NVC response magnitude across repeated visual stimulation trials. This waveform showcases the group averaged NVC waveform during repeated visual stimulation (A). ΔMean (B, i–ii), ΔPeak (C, i–ii), and ΔtAUC (D, i–ii) NVC response magnitudes across each visual trial are presented (clear boxes). Respective absolute changes for PCAv and tAUC (Δcm/s and Δcm.s², respectively) are presented along the left column whereas the relative percentage change (%) from baseline are presented in the right column. Data are presented as violin plots showcasing the interquartile range, median, upper and lower limits. ***P < 0.001 from V1. ±SD of the group-averaged waveform is presented as the orange shaded region. NVC, neurovascular coupling; PCAv, posterior cerebral artery velocity; ΔtAUC, Δ total area under the curve.

Figure 4.

Simple linear regression analysis demonstrating the relationship between age, cerebral hemodynamics, and NVC metrics.
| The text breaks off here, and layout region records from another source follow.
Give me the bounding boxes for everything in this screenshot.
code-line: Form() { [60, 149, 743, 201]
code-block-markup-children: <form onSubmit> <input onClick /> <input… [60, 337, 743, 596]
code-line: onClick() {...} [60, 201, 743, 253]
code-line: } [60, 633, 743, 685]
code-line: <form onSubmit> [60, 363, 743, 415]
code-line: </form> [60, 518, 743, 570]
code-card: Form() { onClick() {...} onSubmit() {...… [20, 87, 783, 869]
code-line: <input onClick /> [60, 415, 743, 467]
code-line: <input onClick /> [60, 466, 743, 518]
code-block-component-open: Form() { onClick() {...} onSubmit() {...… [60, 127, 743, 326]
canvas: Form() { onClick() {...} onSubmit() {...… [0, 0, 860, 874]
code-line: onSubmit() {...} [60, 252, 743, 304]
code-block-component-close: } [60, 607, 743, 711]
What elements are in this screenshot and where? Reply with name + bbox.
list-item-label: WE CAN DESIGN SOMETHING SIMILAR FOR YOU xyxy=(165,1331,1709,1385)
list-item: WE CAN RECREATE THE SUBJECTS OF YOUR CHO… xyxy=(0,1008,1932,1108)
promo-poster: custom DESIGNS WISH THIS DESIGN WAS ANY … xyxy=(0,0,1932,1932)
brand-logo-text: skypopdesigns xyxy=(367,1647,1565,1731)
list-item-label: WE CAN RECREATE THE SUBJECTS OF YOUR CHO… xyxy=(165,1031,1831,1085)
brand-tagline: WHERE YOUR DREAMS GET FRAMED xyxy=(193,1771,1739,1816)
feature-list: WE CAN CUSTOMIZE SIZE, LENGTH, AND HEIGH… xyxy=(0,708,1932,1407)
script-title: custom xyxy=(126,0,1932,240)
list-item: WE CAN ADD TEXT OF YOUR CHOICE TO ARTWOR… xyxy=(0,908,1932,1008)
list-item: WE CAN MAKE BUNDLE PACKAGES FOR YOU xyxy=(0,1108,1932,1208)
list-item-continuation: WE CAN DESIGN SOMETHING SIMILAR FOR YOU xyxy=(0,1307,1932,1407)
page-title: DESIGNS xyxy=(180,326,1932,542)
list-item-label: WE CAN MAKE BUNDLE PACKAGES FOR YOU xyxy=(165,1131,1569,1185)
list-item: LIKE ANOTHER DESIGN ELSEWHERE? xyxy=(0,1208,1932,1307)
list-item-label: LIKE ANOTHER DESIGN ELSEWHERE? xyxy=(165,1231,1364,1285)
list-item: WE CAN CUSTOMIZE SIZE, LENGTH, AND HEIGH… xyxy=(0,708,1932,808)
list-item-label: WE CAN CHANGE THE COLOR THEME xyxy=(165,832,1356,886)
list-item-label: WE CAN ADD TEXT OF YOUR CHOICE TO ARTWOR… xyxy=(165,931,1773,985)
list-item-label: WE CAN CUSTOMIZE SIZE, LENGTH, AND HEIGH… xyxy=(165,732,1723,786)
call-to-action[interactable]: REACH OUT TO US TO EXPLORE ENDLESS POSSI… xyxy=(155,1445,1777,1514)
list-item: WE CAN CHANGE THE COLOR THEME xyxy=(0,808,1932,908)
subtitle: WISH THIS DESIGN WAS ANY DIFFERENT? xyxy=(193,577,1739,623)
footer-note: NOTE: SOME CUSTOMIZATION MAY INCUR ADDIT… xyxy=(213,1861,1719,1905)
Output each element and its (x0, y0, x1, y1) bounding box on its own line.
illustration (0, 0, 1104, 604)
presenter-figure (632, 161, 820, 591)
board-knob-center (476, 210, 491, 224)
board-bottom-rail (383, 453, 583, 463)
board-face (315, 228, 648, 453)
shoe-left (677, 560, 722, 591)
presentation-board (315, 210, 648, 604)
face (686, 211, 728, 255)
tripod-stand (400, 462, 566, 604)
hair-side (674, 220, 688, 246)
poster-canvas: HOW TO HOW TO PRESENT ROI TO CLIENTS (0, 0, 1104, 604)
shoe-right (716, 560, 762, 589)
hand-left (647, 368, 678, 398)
Simple Linear regressions are presented for the relationship between age and baseline PCAv (A), mean NVC response (B), acute NVC response (C), peak NVC response (D), mid NVC response (E), tAUC NVC response (F), and late NVC response (G). NVC metrics are presented as the % change from baseline along the y-axis. These models are unadjusted with respect to sex. Age (years) is presented along the x-axis. Text boxes imposed on each graph include sample size (n), P value, and Pearson’s correlation coefficient (r). NVC, neurovascular coupling; PCAv, posterior cerebral artery velocity; tAUC, total area under the curve.